Malgré ses mérites scientifiques et littéraires, malgré la modération et la dignité du ton, le nouvel ouvrage de Strauss n’obtint pas à beaucoup près le succès qu’il en attendait. Quelque effort qu’il eût fait afin d’oublier son érudition, l’auteur n’avait pas laissé d’en faire paraître assez pour effaroucher le gros public. Puis son essai de restitution de la vie de Jésus, narration sèche et incolore, tirée exclusivement des textes écrits et où le souffle manquait, semblait encore plus pâle à côté de la brillante étude que M. Renan venait de publier la même année sous le nom de Vie de Jésus. L’ouvrage français, quelque discutables qu’en soient certaines conclusions, quelque excessive la place qu’y tiennent l’hypothèse et l’à peu près, avait à un haut degré cette vie et cette couleur locale totalement absentes du livre allemand ; tout rayonnant encore du soleil d’Orient, sous les feux duquel il avait été esquissé, il était moins exact peut-être, assurément plus vrai.

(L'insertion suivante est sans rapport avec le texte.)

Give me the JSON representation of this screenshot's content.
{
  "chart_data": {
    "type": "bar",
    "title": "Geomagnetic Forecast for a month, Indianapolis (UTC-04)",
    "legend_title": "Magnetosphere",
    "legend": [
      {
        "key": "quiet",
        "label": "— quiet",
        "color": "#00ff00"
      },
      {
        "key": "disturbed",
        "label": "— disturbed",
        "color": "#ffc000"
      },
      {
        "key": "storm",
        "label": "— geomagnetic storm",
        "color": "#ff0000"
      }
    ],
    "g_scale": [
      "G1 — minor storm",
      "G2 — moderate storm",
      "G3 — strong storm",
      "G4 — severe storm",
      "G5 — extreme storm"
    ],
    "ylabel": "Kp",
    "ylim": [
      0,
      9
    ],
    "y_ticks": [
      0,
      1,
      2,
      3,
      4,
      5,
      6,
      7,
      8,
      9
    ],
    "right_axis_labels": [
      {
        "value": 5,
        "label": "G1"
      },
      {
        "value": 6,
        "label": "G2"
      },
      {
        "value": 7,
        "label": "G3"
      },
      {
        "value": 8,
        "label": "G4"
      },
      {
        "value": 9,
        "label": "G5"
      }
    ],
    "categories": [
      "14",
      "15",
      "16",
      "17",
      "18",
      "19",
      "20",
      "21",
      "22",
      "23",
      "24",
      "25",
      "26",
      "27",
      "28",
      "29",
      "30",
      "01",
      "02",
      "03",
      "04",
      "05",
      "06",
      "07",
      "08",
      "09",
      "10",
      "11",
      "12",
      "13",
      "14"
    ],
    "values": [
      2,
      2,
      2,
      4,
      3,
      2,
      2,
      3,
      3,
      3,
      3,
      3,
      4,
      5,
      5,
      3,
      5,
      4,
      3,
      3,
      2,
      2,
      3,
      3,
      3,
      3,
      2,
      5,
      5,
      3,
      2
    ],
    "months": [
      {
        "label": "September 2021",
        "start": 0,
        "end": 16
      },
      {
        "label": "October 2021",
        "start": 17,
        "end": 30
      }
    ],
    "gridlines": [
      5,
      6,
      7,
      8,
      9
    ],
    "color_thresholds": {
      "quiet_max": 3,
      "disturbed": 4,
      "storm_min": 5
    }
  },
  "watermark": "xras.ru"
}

Sans se laisser décourager par son demi-échec, le docteur Strauss ne fit cependant paraître pendant les années suivantes aucun ouvrage de longue haleine. Nommons parmi ses opuscules de cette époque le Christ de la foi et le Jésus de l’histoire, les Demi-critiques et les Critiques entiers (Die Halben und die Ganzen), pamphlet virulent dirigé contre la timide et chancelante interprétation de théologiens comme Schenckel, et où l’on regrette de voir percer une animosité personnelle préjudiciable à l’impartialité de l’auteur. N’oublions pas enfin le chef-d’œuvre littéraire de Strauss, sa Biographie de Voltaire (1870), entreprise à la demande de la princesse Alice d’Angleterre, fruit d’études assidues, surtout remarquable par la justesse et la finesse des appréciations portées par un écrivain purement allemand sur un auteur dans lequel le génie français paraît s’être incarné.